Wednesday Apr 06, 2022
Geography of Judges (part 2): Giants Episode – Chris McKinny and Kyle Keimer
Wednesday Apr 06, 2022
Wednesday Apr 06, 2022
Episode: In episode 2 of the series “Geography of Judges,” Chris and Kyle talk about “Giants in Judges” in connection with the giants of Hebron mentioned in Judges 1:8–15. They also discuss the archaeological background of the fortifications of Hebron.
Hosts: Chris McKinny is a Research Fellow with Gesher Media. Passionate about the archaeology, history, and geography of the Biblical world, he has written extensively on these subjects in both academic and popular publications. Chris is a senior staff member at the Tel Burna Archaeological project and regularly leads study tours to the lands of the Bible. He is the author of My People as Your People: A Textual and Archaeological Analysis of the Reign of Jehoshaphat (Peter Lang, 2016), and has co-edited several volumes, including The Late Bronze Age and Early Iron Ages of Southern Canaan (De Gruyter, 2018) and Tell it in Gath: Studies in the History and Archaeology of Israel: Essays in Honor of Aren M. Maeir on the Occasion of his Sixtieth Birthday (Zaphon, 2018).

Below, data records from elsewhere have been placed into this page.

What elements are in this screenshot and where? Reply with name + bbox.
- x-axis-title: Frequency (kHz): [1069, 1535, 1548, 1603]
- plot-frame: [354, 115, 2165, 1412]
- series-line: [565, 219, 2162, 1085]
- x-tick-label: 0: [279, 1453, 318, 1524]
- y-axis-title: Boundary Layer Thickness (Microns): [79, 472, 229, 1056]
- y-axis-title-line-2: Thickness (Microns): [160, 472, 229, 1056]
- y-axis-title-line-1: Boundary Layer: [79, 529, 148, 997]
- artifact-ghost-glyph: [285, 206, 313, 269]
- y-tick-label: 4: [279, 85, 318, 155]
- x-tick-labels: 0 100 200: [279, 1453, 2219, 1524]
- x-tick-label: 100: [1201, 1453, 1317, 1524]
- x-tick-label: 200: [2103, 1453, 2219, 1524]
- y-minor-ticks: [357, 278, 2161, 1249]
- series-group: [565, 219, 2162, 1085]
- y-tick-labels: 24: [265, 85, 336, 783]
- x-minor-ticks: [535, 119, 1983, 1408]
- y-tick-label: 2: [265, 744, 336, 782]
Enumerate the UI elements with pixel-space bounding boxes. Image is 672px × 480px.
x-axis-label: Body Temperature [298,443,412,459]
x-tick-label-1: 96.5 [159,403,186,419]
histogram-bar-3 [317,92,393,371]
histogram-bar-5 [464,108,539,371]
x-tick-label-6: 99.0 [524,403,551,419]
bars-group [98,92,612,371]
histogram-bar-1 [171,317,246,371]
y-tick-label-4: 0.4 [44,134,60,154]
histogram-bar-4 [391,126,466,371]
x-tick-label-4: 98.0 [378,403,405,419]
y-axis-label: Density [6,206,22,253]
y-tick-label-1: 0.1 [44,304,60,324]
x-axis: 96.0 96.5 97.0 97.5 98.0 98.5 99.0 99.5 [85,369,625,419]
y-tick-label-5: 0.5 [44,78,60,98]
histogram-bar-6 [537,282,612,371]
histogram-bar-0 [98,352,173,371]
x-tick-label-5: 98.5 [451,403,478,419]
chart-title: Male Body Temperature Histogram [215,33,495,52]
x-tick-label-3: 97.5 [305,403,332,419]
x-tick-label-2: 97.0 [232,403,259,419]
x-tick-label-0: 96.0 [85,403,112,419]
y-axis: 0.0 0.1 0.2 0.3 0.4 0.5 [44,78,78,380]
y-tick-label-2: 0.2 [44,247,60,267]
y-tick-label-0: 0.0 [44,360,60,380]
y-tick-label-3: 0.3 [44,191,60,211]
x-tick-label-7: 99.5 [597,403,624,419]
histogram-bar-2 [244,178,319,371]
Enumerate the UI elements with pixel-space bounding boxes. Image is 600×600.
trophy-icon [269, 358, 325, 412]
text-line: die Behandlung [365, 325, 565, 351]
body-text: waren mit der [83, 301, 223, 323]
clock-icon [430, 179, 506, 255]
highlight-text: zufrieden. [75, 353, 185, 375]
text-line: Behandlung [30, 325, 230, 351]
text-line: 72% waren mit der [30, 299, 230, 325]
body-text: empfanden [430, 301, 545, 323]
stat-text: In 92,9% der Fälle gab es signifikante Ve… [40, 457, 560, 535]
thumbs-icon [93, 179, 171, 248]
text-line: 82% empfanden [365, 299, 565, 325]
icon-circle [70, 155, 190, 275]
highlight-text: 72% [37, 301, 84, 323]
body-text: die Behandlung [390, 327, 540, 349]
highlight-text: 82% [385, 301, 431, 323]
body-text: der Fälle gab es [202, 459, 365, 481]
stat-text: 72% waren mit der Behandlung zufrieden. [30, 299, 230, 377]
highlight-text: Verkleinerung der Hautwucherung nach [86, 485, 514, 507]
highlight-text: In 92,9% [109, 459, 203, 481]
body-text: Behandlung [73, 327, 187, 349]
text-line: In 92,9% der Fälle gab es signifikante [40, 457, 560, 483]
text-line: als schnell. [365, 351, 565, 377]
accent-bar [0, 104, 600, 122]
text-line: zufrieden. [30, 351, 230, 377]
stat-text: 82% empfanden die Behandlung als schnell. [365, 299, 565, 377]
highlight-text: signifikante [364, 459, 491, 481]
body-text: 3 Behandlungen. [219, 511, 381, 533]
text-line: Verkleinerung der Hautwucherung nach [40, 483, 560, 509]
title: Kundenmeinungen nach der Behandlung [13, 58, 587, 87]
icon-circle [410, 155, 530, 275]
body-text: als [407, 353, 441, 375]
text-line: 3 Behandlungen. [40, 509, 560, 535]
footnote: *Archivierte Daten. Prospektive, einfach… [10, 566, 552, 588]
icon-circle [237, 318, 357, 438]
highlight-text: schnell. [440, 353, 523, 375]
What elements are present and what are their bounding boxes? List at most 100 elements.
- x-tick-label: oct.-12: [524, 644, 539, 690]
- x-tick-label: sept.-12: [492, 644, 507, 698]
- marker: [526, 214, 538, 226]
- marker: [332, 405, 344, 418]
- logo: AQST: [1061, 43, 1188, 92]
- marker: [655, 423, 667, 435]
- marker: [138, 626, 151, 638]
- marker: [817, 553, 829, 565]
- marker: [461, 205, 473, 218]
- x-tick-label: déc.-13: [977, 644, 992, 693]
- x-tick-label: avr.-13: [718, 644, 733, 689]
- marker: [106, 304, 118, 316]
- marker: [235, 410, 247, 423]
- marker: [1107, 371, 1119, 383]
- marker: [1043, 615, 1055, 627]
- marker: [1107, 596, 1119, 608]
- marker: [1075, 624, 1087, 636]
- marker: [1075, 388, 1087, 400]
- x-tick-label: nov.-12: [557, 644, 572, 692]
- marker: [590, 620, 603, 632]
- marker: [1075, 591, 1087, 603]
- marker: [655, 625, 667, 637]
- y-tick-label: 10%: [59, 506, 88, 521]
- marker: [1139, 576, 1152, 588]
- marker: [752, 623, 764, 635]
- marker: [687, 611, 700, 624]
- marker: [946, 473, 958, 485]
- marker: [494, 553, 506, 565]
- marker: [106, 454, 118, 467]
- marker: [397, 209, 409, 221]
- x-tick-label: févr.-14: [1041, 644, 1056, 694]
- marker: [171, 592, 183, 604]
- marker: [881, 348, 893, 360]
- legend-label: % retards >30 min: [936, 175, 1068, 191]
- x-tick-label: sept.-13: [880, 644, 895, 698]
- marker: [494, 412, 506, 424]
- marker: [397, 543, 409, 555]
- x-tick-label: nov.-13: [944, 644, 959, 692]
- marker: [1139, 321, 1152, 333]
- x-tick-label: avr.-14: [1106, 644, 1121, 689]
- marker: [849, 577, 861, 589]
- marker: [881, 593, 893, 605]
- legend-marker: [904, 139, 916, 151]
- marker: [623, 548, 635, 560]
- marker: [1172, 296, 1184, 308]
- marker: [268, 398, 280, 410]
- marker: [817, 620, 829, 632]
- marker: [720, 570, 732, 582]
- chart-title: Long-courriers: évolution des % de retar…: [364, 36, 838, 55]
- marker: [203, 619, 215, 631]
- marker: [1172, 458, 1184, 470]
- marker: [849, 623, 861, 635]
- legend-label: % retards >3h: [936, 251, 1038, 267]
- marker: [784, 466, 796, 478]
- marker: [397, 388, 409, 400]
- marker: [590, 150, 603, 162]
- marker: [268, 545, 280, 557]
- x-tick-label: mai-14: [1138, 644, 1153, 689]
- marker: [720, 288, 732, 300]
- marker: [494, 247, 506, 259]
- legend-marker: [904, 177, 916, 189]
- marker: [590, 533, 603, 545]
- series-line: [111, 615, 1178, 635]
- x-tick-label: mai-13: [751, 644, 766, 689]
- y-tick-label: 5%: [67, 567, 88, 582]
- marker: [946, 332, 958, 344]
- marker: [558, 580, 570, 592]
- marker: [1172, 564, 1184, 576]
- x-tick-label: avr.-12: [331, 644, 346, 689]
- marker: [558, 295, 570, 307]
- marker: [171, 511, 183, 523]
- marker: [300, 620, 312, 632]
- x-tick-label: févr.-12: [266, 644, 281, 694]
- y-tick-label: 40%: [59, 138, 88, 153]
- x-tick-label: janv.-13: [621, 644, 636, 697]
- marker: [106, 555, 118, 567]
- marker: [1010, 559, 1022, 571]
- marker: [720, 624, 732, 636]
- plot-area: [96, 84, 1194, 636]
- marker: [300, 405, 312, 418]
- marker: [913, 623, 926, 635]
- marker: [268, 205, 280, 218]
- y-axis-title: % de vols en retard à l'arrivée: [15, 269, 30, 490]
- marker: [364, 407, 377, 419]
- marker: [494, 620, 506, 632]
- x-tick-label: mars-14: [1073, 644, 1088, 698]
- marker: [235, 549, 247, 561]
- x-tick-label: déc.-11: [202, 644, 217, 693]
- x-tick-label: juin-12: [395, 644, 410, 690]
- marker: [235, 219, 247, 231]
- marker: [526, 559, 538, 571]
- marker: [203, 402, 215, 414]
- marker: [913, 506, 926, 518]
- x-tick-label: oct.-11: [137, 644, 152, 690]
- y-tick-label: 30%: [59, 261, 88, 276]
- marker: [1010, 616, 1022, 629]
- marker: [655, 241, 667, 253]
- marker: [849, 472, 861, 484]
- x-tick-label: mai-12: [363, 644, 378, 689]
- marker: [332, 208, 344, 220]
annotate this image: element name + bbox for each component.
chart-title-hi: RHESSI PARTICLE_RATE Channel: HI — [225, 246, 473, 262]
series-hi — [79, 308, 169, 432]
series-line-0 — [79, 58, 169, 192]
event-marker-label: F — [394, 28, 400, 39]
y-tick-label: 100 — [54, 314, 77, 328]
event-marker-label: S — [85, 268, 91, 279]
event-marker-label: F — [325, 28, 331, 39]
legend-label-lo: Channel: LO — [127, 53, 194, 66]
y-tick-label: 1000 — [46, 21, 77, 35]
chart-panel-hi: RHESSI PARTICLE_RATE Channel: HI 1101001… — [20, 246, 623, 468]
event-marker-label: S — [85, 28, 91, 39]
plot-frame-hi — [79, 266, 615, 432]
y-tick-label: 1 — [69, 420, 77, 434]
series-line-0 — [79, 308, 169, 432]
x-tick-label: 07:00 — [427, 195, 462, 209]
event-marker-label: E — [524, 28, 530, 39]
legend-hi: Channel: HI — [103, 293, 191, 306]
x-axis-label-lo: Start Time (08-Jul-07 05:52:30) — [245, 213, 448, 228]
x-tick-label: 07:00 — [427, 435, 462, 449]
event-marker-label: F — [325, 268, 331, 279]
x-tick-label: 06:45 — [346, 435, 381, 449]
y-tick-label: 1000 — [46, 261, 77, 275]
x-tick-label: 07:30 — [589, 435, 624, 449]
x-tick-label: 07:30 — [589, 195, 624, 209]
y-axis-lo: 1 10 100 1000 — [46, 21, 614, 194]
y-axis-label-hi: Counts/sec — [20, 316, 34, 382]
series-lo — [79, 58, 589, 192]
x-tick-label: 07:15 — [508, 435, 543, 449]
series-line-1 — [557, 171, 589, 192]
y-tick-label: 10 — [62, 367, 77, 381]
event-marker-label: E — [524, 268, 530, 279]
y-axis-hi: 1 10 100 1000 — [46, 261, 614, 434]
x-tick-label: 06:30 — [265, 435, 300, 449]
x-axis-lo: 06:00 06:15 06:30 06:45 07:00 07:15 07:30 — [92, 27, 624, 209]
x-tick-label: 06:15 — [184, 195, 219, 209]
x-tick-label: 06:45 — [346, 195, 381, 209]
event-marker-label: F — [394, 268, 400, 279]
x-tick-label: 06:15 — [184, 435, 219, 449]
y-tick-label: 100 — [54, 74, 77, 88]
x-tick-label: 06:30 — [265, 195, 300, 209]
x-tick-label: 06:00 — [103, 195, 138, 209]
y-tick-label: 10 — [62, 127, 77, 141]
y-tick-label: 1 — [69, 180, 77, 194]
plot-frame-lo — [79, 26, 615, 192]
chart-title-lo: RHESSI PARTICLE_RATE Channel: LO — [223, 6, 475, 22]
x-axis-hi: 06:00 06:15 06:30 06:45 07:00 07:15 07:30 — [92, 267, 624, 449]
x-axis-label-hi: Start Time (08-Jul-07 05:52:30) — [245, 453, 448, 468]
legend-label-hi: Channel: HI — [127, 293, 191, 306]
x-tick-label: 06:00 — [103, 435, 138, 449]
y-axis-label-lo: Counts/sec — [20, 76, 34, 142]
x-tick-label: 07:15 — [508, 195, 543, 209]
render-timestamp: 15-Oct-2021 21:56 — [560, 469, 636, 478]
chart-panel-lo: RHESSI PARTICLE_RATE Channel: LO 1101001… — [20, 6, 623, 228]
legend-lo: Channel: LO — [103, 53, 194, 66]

Kyle Keimer is Senior Research Fellow in the Department of History and Archaeology at Macquarie University, where he was Senior Lecturer in Archaeology, History, and Language of Ancient Israel. He has returned to the U.S. to found The Bible in Context, a company that produces educational content for increasing biblical literacy. For over 20 years he has been excavating in Israel and Cyprus and is currently co-director of the Khirbet el-Rai excavations. He loves digging as much as he loves working with ancient texts, especially the books of 1-2 Samuel and Isaiah. His research currently focuses on the early Israelite monarchy in text and archaeology. He’s co-edited Registers and Modes of Communication in the Ancient Near East (Routledge) and published articles in various journals.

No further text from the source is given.